1984 Honda Accord, I was driving the car today and the engine stalled. The car wouldn’t restart and in fiddling with it I found that the engine wasn’t getting any spark, so I checked all the fuses and finding them okay, I swapped out the coil. Car still doesn’t start and has no spark. Cranks just fine, but there’s no spark. Any ideas of what it could be or where to look?
Battery cables? Alternator? Distributor?
I’m grabbing at straws here.
It is hard to say with such limited knowledge of what has been going on. I am going to make a few assumptions, i believe that your car is attempting to turn over it just won’t. So you can eliminate the posibility of battery or alternator. So I would say your distributor needs to be replaced. How ever if your car is not turning over it could be your cylinoid (not sure about spelling on that) or it could be your battery, starter, any number of things.
95% chance it’s the igniter ( = ignition module). Depending on which distributor you have, it’s either mounted on the outside of the distributor housing, or inside the distributor. The distributor is either a Tec or a Denso ( = Nippondenso?), which you’ll need to know to get the right part.
Car turns over fine, everything’s fine, but there’s no spark to the engine at all. Pulled the distributor end of the coil wire off and checked (both before and after installing the new coil) and there’s no spark.
Last time this happened to me, it was the timing belt.
I’m with Gary T. Chances are, it’s the “ignition module.”
Since at least the mid-70’s, most cars have one – a sort of “mini-computer” that controls the ignition and monitors various sensors. I still recall the day ol’ Sam – my '76 Mustang II – died on me as a result of the totally unpredictable failure of his ignition module. In Sam’s case, the thing was a circuit board encased in what appeared to be epoxy (?) inside a cast aluminum box. Replacement involved one wrench, one electrical plug, two minutes of my time, and about 75 of my dollars.
I couldn’t say what yours looks like or where it might be found, but I’d bet that’s the problem.
Danalan, I don’t know about Hondas that old, but at least for the last few redesigns, most Honda engines have been interference engines - if the timing belt goes, the engine is toast. Doesn’t sound like that’s the problem ;). Sorry, can’t be of any more help than that.

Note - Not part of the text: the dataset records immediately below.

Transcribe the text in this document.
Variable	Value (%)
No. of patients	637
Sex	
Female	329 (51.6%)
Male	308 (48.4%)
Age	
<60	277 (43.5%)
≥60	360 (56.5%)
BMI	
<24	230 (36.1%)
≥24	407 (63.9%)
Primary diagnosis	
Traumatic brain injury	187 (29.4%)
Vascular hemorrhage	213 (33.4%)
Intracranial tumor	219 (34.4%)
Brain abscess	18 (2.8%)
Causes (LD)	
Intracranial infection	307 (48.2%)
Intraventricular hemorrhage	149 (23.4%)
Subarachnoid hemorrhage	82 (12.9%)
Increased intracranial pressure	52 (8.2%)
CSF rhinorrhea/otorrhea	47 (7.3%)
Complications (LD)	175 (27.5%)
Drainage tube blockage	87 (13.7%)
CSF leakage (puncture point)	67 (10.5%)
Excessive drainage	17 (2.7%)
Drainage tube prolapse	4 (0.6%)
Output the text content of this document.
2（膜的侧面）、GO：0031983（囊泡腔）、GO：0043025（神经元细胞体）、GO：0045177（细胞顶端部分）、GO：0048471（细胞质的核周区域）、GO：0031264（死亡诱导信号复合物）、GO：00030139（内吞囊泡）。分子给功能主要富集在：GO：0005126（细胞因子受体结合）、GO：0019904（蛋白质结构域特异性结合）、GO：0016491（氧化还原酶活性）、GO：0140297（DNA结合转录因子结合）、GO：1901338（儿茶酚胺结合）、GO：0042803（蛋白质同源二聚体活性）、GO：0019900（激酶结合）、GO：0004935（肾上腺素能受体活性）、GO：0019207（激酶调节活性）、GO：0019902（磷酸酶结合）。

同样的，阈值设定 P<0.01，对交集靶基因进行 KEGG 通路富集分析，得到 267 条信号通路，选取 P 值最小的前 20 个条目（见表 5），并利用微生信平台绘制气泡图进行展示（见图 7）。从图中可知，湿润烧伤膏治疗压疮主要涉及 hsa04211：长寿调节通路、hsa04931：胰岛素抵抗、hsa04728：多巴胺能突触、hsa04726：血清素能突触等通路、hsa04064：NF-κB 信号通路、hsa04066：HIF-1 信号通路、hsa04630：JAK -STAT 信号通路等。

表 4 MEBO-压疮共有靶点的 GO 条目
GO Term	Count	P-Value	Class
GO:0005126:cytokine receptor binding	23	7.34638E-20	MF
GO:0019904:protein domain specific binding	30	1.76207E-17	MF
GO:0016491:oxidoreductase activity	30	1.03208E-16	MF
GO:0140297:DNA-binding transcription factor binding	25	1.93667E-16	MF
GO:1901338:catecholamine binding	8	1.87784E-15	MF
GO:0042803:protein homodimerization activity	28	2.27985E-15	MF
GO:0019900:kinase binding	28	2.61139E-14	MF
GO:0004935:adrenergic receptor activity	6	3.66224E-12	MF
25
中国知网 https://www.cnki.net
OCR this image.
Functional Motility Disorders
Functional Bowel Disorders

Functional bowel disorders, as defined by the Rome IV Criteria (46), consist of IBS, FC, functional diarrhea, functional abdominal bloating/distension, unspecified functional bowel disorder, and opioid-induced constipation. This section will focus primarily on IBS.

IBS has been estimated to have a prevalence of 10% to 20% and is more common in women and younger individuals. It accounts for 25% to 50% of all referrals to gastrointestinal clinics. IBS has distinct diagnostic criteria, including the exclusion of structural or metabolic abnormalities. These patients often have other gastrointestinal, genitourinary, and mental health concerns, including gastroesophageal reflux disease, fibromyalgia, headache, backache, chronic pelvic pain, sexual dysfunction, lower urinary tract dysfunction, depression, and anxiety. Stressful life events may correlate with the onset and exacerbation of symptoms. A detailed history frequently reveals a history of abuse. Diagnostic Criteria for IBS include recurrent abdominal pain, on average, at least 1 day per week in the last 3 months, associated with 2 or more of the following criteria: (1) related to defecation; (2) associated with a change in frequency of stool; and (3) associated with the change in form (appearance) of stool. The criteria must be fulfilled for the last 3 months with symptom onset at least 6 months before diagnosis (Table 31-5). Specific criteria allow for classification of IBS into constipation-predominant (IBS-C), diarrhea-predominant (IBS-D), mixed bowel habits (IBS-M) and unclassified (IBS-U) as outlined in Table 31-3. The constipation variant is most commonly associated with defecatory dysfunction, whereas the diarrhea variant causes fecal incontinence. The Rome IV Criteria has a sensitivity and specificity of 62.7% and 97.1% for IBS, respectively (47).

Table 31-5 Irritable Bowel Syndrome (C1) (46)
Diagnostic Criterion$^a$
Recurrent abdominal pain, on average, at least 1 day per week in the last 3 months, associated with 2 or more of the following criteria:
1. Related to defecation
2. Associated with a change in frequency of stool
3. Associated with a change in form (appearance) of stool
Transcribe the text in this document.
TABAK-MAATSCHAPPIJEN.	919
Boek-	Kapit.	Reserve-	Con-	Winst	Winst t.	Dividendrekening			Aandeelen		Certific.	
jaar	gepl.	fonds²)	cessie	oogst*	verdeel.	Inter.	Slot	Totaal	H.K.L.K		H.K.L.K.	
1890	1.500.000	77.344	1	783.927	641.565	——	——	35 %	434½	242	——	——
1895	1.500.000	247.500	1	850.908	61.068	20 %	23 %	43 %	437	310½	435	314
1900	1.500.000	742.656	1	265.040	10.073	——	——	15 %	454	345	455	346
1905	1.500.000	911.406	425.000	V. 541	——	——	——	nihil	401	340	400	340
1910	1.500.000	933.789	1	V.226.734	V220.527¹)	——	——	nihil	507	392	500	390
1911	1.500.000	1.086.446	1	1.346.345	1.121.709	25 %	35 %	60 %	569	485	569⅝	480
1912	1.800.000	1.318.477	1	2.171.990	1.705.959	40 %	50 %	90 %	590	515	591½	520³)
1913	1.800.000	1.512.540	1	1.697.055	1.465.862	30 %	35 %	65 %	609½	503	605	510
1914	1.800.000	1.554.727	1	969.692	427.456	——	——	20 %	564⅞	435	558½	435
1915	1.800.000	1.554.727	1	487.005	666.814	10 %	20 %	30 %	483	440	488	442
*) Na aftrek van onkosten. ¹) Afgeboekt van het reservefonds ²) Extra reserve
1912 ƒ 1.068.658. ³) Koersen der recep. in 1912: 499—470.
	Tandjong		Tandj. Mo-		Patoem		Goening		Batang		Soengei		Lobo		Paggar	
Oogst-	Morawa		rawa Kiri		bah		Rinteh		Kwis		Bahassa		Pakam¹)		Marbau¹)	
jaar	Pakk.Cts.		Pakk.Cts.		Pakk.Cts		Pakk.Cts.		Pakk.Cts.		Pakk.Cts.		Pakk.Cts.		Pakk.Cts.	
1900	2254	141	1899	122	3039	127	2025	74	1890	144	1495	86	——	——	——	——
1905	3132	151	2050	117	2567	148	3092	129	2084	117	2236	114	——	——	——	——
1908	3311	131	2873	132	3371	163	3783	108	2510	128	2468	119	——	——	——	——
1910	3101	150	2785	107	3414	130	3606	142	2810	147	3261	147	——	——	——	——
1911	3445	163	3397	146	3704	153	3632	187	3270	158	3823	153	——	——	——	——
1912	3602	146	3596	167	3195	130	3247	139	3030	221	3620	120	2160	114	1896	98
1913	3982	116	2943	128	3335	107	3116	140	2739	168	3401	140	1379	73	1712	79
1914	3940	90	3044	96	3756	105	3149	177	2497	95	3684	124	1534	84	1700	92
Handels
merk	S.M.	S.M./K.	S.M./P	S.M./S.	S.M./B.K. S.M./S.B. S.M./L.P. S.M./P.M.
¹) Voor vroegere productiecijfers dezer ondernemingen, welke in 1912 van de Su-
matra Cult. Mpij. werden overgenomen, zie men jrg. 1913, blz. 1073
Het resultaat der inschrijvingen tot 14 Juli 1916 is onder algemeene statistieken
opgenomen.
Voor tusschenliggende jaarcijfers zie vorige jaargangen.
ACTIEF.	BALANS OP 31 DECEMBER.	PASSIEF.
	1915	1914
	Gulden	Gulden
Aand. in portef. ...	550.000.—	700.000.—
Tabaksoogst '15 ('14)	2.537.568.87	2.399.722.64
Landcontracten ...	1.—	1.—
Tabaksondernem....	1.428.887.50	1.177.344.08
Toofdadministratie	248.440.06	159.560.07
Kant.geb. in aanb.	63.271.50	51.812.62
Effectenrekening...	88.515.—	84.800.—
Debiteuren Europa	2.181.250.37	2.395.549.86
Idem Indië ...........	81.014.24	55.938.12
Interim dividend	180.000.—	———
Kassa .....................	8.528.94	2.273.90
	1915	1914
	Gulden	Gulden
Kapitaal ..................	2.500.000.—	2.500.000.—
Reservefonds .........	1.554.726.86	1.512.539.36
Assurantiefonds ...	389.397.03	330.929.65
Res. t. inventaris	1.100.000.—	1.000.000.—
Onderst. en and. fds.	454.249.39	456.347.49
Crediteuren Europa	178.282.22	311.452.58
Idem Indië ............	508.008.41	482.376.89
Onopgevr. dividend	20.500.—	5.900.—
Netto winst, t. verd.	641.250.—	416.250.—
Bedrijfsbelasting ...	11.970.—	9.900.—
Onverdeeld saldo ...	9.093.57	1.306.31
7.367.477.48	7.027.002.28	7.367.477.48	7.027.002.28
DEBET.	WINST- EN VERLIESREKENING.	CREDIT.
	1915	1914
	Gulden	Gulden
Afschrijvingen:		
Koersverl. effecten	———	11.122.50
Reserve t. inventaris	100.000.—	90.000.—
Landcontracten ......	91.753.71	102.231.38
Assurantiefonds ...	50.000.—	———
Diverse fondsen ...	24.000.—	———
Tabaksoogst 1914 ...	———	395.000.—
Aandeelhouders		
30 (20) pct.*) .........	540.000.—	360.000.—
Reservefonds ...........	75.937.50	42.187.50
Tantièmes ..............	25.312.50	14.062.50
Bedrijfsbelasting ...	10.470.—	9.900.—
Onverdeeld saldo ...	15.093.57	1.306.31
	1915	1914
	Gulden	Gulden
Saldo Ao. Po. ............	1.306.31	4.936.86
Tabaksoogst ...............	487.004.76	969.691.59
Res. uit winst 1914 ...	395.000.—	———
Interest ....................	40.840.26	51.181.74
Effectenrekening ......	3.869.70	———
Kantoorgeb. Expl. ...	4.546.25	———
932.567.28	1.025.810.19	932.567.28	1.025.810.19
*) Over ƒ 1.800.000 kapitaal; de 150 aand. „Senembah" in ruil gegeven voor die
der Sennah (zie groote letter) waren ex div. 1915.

My Honda Civic also had a fried igniter.
Hmmm. Now that you mention it, I had a F***** upoldrebuiltdodge which had a module go out on it that exhibited the same kinds of behavior. There was another module that went bad as well, but I can’t remember what it was, but both of them blew at the same time.
Several people have mentioned a busted timing belt. This is possible (you didn’t give a mileage or when the last time it was changed)
If the T-belt is busted, when you try to start the engine it will spin very fast and have a much higher than normal tone as the engine cranks. If OTOH, the engine sounds normal when in crank mode, it probably is not the t-belt.
If the belt is OK and you are not getting spark, then change the thing that tells the coil to make the spark. This is what goes bad. Coils are almost bullet proof. In all the cars I have worked on over the last 20 years I think I have seen 2 bad coils.
Follow Gary T’s advice, it is right on.
I had these same symptoms with my Ford Escort, and it turned out to be the timing belt.
Minor brain fart – Tec distributors are found on Toyotas. Hondas used Hitachi (w/ internal igniter) or Toyo Denso (w/ external igniter).
And lucky me, I have a Hitachi distributor. If I’m really lucky, I’ll get my car running tomorrow.
Nope. Ain’t lucky. Looks like it’s the timing belt.
Here’s an easy way to check if it’s the timing belt:
Take the distributor cap off and watch the rotor while someone cranks the engine. If the rotor doesn’t move the timing belt is gone.
Which is exactly what’s happening. The question is: Has any damage been done to the engine?